Architectural Photography

Iñaki Hernández-Lasa FRPS FIPF AFIAP

Iñaki Hernández-Lasa FRPS FIPF AFIAP is one of only seven people in Ireland who has obtained Fellowships of both the Royal Photographic Society (FRPS) and the Irish Photographic Federation (FIPF). His two fellowships were both obtained with panels of architectural images. In a Zoom presentation from Limerick Iñaki treated us to a confident, informative and delightful insight into his approach to architecture photography. Using primarily his 20/21 image panels for his Fellowship awards he demonstrated what he refers to as “moving from representation to interpretation”.

The Irish panel was mainly based on the Walt Disney Concert Hall in Los Angeles designed by Frank Gehry. Clad in glass, titanium, and limestone it has a similar chromatic characteristic to the Guggenheim Museum in Bilbao also designed by Gehry and with which Iñaki has a special affinity. The Reichstag in Berlin is also featured. His approach is to use the intimate detail of the architecture in a minimalist way to display his interpretation. The images consist of distinct parts of the buildings with verticals, shapes and different light effects displayed to great effect in a consistent canvas of blue, green and ochre colours. Diagonals produce leading lines not just to take the viewer through the image but between images across the panel.

A similar approach was used for the RPS panel, but the blues and greens were replaced with more muted colours of cream, ochre, grey and white.
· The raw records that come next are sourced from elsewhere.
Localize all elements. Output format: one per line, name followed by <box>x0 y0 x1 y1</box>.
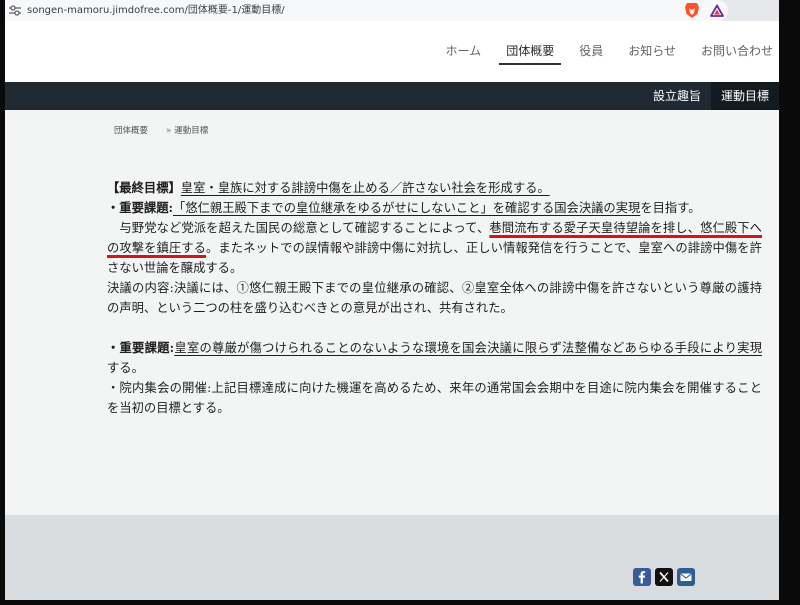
main-content: 団体概要 » 運動目標 【最終目標】皇室・皇族に対する誹謗中傷を止める／許さない社会… <box>5 110 779 515</box>
issue-2-paragraph: ・重要課題:皇室の尊厳が傷つけられることのないような環境を国会決議に限らず法整備… <box>107 338 762 378</box>
facebook-icon <box>633 568 651 586</box>
breadcrumb: 団体概要 » 運動目標 <box>114 124 208 138</box>
article-body: 【最終目標】皇室・皇族に対する誹謗中傷を止める／許さない社会を形成する。 ・重要… <box>107 178 762 418</box>
brave-rewards-icon[interactable] <box>710 4 724 17</box>
site-header: ホーム 団体概要 役員 お知らせ お問い合わせ <box>5 21 779 82</box>
final-goal-paragraph: 【最終目標】皇室・皇族に対する誹謗中傷を止める／許さない社会を形成する。 <box>107 178 762 198</box>
issue-1-detail-before: 与野党など党派を超えた国民の総意として確認することによって、 <box>107 221 490 235</box>
issue-2-rest: する。 <box>107 361 144 375</box>
final-goal-text: 皇室・皇族に対する誹謗中傷を止める／許さない社会を形成する。 <box>180 181 550 195</box>
issue-1-rest: を目指す。 <box>640 201 701 215</box>
x-icon <box>655 568 673 586</box>
issue-2-label: ・重要課題: <box>107 340 175 355</box>
issue-1-detail-after: 。またネットでの誤情報や誹謗中傷に対抗し、正しい情報発信を行うことで、皇室への誹… <box>107 241 762 275</box>
breadcrumb-parent-link[interactable]: 団体概要 <box>114 126 148 136</box>
nav-item-news[interactable]: お知らせ <box>628 21 676 82</box>
issue-1-underlined-text: 「悠仁親王殿下までの皇位継承をゆるがせにしないこと」を確認する国会決議の実現 <box>173 201 641 215</box>
nav-item-officers[interactable]: 役員 <box>579 21 603 82</box>
subnav-item-campaign-goals[interactable]: 運動目標 <box>710 82 779 110</box>
browser-toolbar: songen-mamoru.jimdofree.com/団体概要-1/運動目標/ <box>5 0 779 21</box>
issue-1-paragraph: ・重要課題:「悠仁親王殿下までの皇位継承をゆるがせにしないこと」を確認する国会決… <box>107 198 762 218</box>
url-text[interactable]: songen-mamoru.jimdofree.com/団体概要-1/運動目標/ <box>27 0 285 21</box>
issue-1-label: ・重要課題: <box>107 200 174 215</box>
resolution-content: 決議の内容:決議には、①悠仁親王殿下までの皇位継承の確認、②皇室全体への誹謗中傷… <box>107 281 762 315</box>
site-info-icon[interactable] <box>9 5 21 16</box>
subnav-item-founding-purpose[interactable]: 設立趣旨 <box>643 82 711 110</box>
issue-2-underlined-text: 皇室の尊厳が傷つけられることのないような環境を国会決議に限らず法整備などあらゆる… <box>174 341 762 355</box>
sub-nav-list: 設立趣旨 運動目標 <box>643 82 779 110</box>
site-footer <box>5 515 779 600</box>
social-links <box>633 568 695 586</box>
nav-item-about[interactable]: 団体概要 <box>499 21 562 82</box>
facebook-share-button[interactable] <box>633 568 651 586</box>
sub-nav: 設立趣旨 運動目標 <box>5 82 779 110</box>
breadcrumb-separator: » <box>166 126 172 136</box>
assembly-paragraph: ・院内集会の開催:上記目標達成に向けた機運を高めるため、来年の通常国会会期中を目… <box>107 381 762 415</box>
browser-viewport: songen-mamoru.jimdofree.com/団体概要-1/運動目標/… <box>5 0 779 600</box>
issue-1-detail: 与野党など党派を超えた国民の総意として確認することによって、巷間流布する愛子天皇… <box>107 218 762 278</box>
brave-shields-icon[interactable] <box>684 2 700 19</box>
final-goal-label: 【最終目標】 <box>107 180 181 195</box>
main-nav: ホーム 団体概要 役員 お知らせ お問い合わせ <box>446 21 773 82</box>
breadcrumb-current: 運動目標 <box>174 126 209 136</box>
x-share-button[interactable] <box>655 568 673 586</box>
nav-item-home[interactable]: ホーム <box>446 21 482 82</box>
mail-icon <box>677 568 695 586</box>
nav-item-contact[interactable]: お問い合わせ <box>701 21 773 82</box>
address-bar[interactable]: songen-mamoru.jimdofree.com/団体概要-1/運動目標/ <box>5 0 728 21</box>
mail-share-button[interactable] <box>677 568 695 586</box>
issue-1-section: ・重要課題:「悠仁親王殿下までの皇位継承をゆるがせにしないこと」を確認する国会決… <box>107 198 762 318</box>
Who would have thought that the junction a wall, column and ceiling could be so photogenic? The images individually were abstracts of geometric shapes, diagonals and curves all linked together by the leading lines. Iñaki sought to make them reflect the genius loci, the spirit of the place. The Guggenheim Museum in Bilbao was the subject, and the challenge was to create something different to represent this iconic building.

Iñaki is a self-professed perfectionist. He rejects the machine gun approach to photography that can produce 5000 images in a day’s shoot for one where the images are conceptualised in advance and the shots lined up in camera and only when he is entirely satisfied does he press the shutter release. 150 images in a 15 hours shoot is his norm. He illustrated his approach with a number of different buildings from the US, London and Spain and emphasised that he likes to provide dimensionality by including a figure where appropriate, but he makes sure that the figure is in the right place and does not break any other lines or features in the image. In one instance in Milwaukee he captured quite by chance a man on his knees proposing to his girlfriend. Through a radio appeal he located the couple and presented them with the image as a gift.

His website www.ihlphotography.com is well worth a visit and a video interview on the distinctions page will provide a reminder of this outstanding presentation.